I’ve been coughing up a lung since Friday. In that time I’ve missed one day of work and two birthday parties, which I made up for entertainment-wise by watching two full seasons of new shows (Love is Blind Season 6 & Expats), two comedy specials (Taylor Tomlinson & Jack Whitehall), and four movies (Players, Eat, Pray, Love, Past Lives, and Killers of the Flower Moon). WILDLY varying degrees of quality. If I had to rank them quickly and without much critical thinking (this is an insane list to make, it’s beyond an “apples and oranges” comparison it’s like comparing an apple to a hyundai or something) I’d go:
Past Lives
Love is Blind
Killers of the Flower Moon
Eat, Pray, Love
Expats
Players
Taylor Tomlinson
Jack Whitehall
I don’t know how that holds up, I’m still pretty NyQuil-infused at the moment so none of my opinions can be held against me. It was also my NyQuil-infused self who found the spiel title “Eat, Pray, Cough” hilarious/genius. I doubt I’ll have the energy to review all eight of these viewing experiences, but maybe I’ll shape the rest of this spiel around our middle-of-the-pack, 2010 book-to-movie juggernaut and see how it turns out.
Have you seen that trend of making hyper-specific Letterboxd movie lists? Watching Eat, Pray, Love made me think I should start one for “Movies with a Character Named Delia” (In EPL, Viola Davis plays Liz Gilbert’s happily-married foil, Delia Shiraz). I suppose having a Letterboxd account would be the first step, maybe I’ll come around to it like I did goodreads, for now this spiel will be my Letterboxd. I’m positive that I’ve seen EPL before, but I have a goldfish-like memory when it comes to movies for some reason, and approach even rewatches with a blank slate. Basically all I remembered was Julia Roberts, Italy, India. I did not remember: James Franco as her out-of-work yogi actor boyfriend (who somehow has a giant, gorgeous, candle-lit NYC apartment with exposed brick), Julia Roberts shopping for, in her own words, “big lady pants” (size 4 MAX) after eating like one normal portion of spaghetti, how sooooo 2010 this movie is and how it must’ve killed with a very particular sect of women.

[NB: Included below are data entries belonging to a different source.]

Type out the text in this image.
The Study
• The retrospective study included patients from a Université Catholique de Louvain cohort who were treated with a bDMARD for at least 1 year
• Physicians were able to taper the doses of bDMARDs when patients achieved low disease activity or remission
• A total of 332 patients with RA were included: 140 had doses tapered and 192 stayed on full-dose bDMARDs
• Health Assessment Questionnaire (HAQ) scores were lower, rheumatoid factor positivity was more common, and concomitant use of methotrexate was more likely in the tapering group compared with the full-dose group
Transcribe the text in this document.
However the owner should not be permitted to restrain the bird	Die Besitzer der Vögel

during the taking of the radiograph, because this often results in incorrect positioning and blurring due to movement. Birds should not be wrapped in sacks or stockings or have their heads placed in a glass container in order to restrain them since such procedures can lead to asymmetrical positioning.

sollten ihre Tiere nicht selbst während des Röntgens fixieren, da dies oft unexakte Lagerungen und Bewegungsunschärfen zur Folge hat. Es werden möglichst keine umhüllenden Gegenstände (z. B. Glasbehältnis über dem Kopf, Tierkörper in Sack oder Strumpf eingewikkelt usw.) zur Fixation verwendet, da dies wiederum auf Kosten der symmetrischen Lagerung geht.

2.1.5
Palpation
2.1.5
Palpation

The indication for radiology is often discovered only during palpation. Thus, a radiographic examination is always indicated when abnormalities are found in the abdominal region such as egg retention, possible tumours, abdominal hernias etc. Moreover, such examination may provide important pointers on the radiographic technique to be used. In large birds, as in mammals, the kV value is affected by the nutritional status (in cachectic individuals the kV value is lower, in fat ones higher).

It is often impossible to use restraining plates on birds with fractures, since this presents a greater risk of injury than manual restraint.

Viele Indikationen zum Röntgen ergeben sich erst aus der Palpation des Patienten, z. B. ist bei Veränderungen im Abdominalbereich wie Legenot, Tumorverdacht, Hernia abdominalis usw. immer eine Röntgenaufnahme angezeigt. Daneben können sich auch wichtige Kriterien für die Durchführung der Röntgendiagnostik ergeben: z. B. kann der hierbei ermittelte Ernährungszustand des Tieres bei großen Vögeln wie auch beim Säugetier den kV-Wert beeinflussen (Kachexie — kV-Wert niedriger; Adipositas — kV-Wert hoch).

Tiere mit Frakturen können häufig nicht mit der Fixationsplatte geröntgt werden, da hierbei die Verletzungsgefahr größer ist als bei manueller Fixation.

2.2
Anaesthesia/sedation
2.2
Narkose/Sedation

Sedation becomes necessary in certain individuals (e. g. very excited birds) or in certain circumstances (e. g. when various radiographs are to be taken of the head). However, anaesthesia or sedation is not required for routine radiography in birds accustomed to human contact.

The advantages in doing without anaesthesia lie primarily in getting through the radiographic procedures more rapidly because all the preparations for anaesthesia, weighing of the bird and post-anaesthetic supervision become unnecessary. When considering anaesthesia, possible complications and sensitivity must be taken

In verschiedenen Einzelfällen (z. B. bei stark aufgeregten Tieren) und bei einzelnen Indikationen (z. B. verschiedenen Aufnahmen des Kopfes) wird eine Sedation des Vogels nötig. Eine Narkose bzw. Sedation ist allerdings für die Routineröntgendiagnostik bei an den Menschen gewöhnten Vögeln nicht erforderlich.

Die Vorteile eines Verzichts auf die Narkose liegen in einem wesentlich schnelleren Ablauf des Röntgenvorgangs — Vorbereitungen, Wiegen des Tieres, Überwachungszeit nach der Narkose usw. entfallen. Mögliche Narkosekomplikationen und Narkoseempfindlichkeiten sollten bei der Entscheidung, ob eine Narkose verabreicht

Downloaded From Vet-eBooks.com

I’ve never read the book, but there were so many moments where I was like “that’s gotta be the exact line.” It had a very Wild (2014) feel to it in that way, a natural predecessor to the solo female sojourner/quester story that probably feels less cheesy in book form.
I’m guessing most have seen Eat, Pray, Love and don’t need a full synopsis. Basically, she’s a woman in search of her word, okay? She tries out a few: Daughter. Wife. Girlfriend. Writer. Spoiler: the word she lands on is “attraversiamo” which means “let’s cross over” which is really three words, which is cheating, but whatever. She travels through Italy (eats) and India (prays), and ultimately sails away with Javier Bardem (loves). It’s a mostly okay watch with occasionally good dialogue and a few thinker moments about how it feels to be untethered from purpose and in the midst of transformation, and if you give yourself over to that or are a 2010 divorcee I’m sure this is an incredibly moving story.
For me–Daughter, Writer, Baby–the story itself didn’t do much, but two random details made me cry, so I thought I’d share those (good, sad cries). The first, is when Julia Roberts is flexing her newly-learned Italian by ordering for the table. She confidently lists off dishes, including linguine or spaghetti alle vongole, and upon hearing vongole I started crying. I had only heard that word before from Papa*, who loved clams and also liked flexing his Italian (he could speak three languages you know, he’d always remind you). The second detail that got me is during a wedding flashback wherein Julia Roberts’ husband Stephen does a surprise dance to “Celebration” by Kool & the Gang. Guess who started sobbing again? Me, the only person watching Eat, Pray, Love in the year 2024. See, my family had this gray boombox growing up, and it was a birthday morning tradition to burst into the celebrant’s room, waking them up to “Celebration”, everyone piling in and singing. Mama, Papa, Daniel, Siobhan, Liam, I can picture them all coming into my room as I rubbed my tired eyes. I don’t even remember seeing the CD. It was like the boombox was just preprogrammed with only that song.
Anyway, Eat, Pray, Love gave me those two moments. I have moments like that all the time now. I’m grateful for them. Time for me to succumb to the NyQuil and get to sleep. I’ll spiel to ya later. This one felt good.
*I put an asterisk next to “Papa” because it’s an active choice to just say Papa. I find myself annoyed by the times I’ve had to use “my dad” in conversation about him because “dad” was just never the name I used for him and it feels weird referring to him that way when he was always Papa. That’s how I refer to him in all my writing writing, so I’ll do the same here.